Preclinical work has provided a limited demonstration that an arat can provide further synergy beyond adt’s known potentiation of rt-mediated dna damage. Combined with the known clinical efficacy of those agents, the rationale to combine them with rt to facilitate treatment intensification is strong. The review of the literature in the Results section demonstrate that a multitude of studies exploring this concept are under way. Although studies combining rt with abiraterone have been completed and have not been followed with phase iii trials, randomized phase iii trials are evaluating rt combined with apalutamide [atlas (NCT03488810)], darolutamide [Canadian Cancer Trials Group (cctg). Darolutamide augments standard therapy for localized high-risk cancer of the prostate (dasl-hicap). Kingston, ON: cctg; 2019], and enzalutamide [enzarad (NCT02446444)]. Of those trials, atlas and enzarad have both fully accrued, but even early results are still awaited. Another incidental observation is that upcoming assessments in oligometastatic pca might also produce clinical data about subgroups that received an arat in combination with rt (NCT03784755). A notable absence is any phase iii trial that is accruing patients exclusively in the salvage setting, although four randomized phase ii trials are exploring that setting (NCT02057939, NCT02203695, NCT03311555, and NCT03141671).

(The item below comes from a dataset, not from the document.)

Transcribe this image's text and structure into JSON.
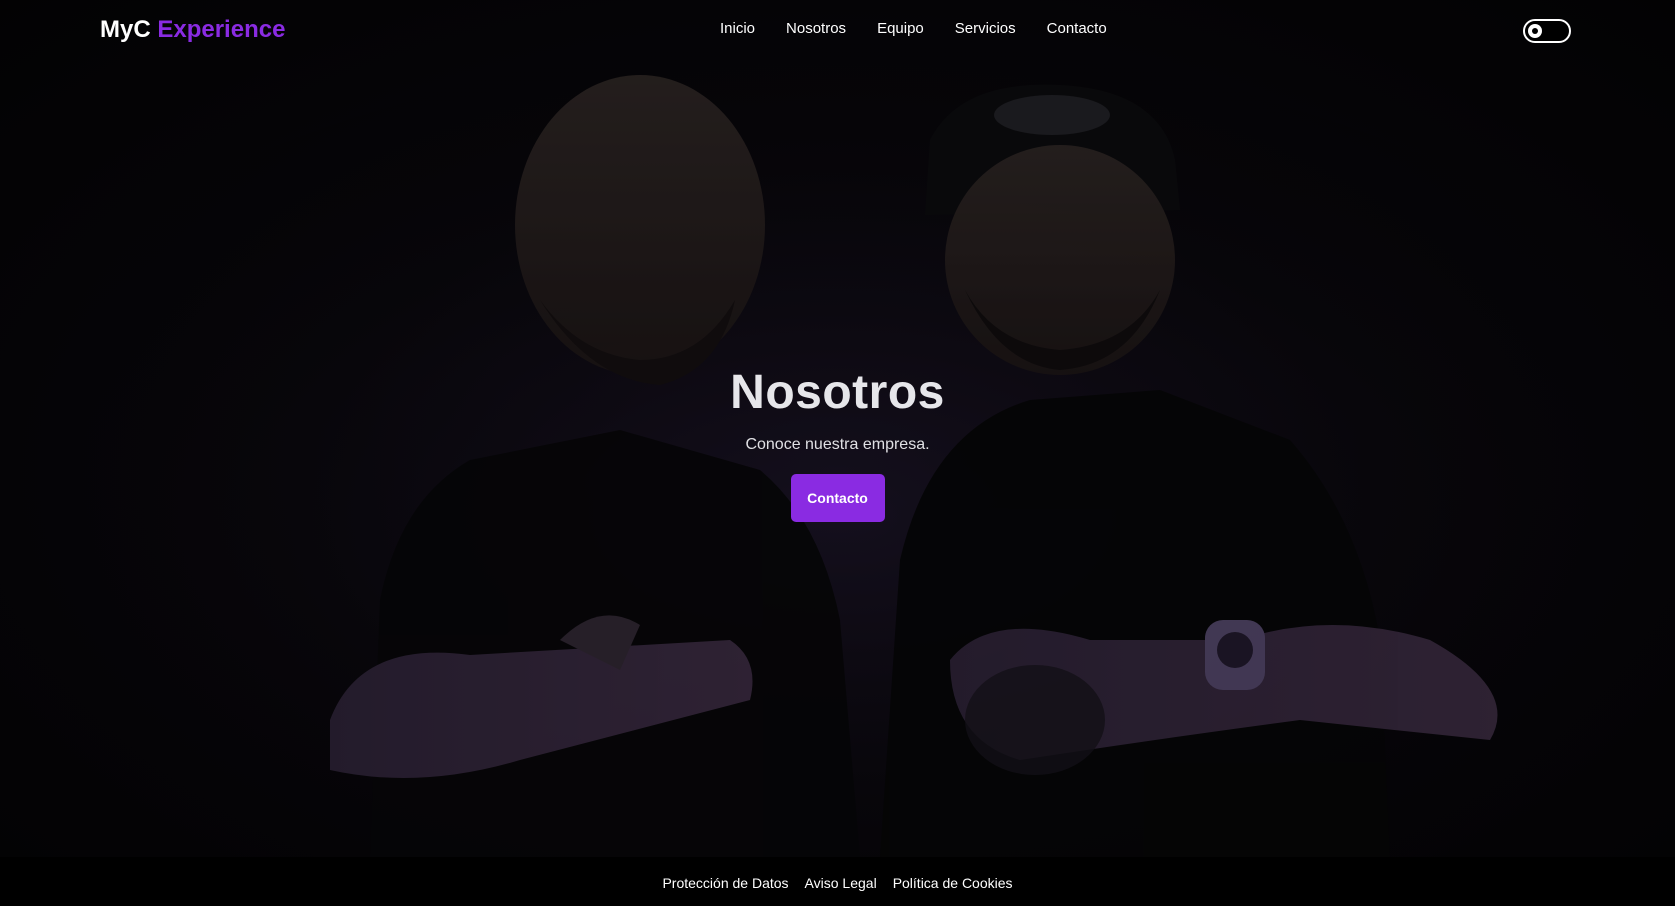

Reflecting on past preclinical data can direct the field’s next steps to intelligently fill this rapidly crowding clinical trials space. In consideration of arat and rt scheduling, the timing of bicalutamide treatment relative to rt affects the radiosensitivity of hormone-sensitive cell lines34. Furthermore, our group’s preclinical work demonstrated that concurrent enzalutamide—compared with neoadjuvant enzalutamide, adjuvant enzalutamide, or adt—provides the most potent radiosensitization38.
Such observations direct the field to a few key areas that should be considered for preclinical investigation before clinical trials:
■ Establishing the most effective radiosensitizers of the novel arats
■ Scheduling of the agents to optimize radiosensitization
With those studies completed, the duration and timing of a novel arat could be optimized and then compared with the various available agents. It would be reasonable to expect that maximally suppressing the androgen axis with the combination of abiraterone and a modern ar antagonist could further potentiate radiosensitization. Such preclinical studies could have a signal adequate to support a clinical trial.
The ongoing clinical work and the opportunities for preclinical studies hold great promise to direct and establish novel strategies that will enhance outcomes for patients with high-risk pca.
CONCLUSIONS
Suppressing the function of the ar (historically with the use of adt) remains an essential component in treating advanced pca. Although adt works synergistically with rt to provide further benefit, whether the use of novel arats could further potentiate that interaction is unknown. Early preclinical experiments and phase i/ii studies have implied that such combinations might be efficacious. Multiple phase iii trials in patients with high-risk pca are ongoing and will more firmly address those hypotheses.
Footnotes
CONFLICT OF INTEREST DISCLOSURES
We have read and understood Current Oncology’s policy on disclosing conflicts of interest, and we declare that we have none.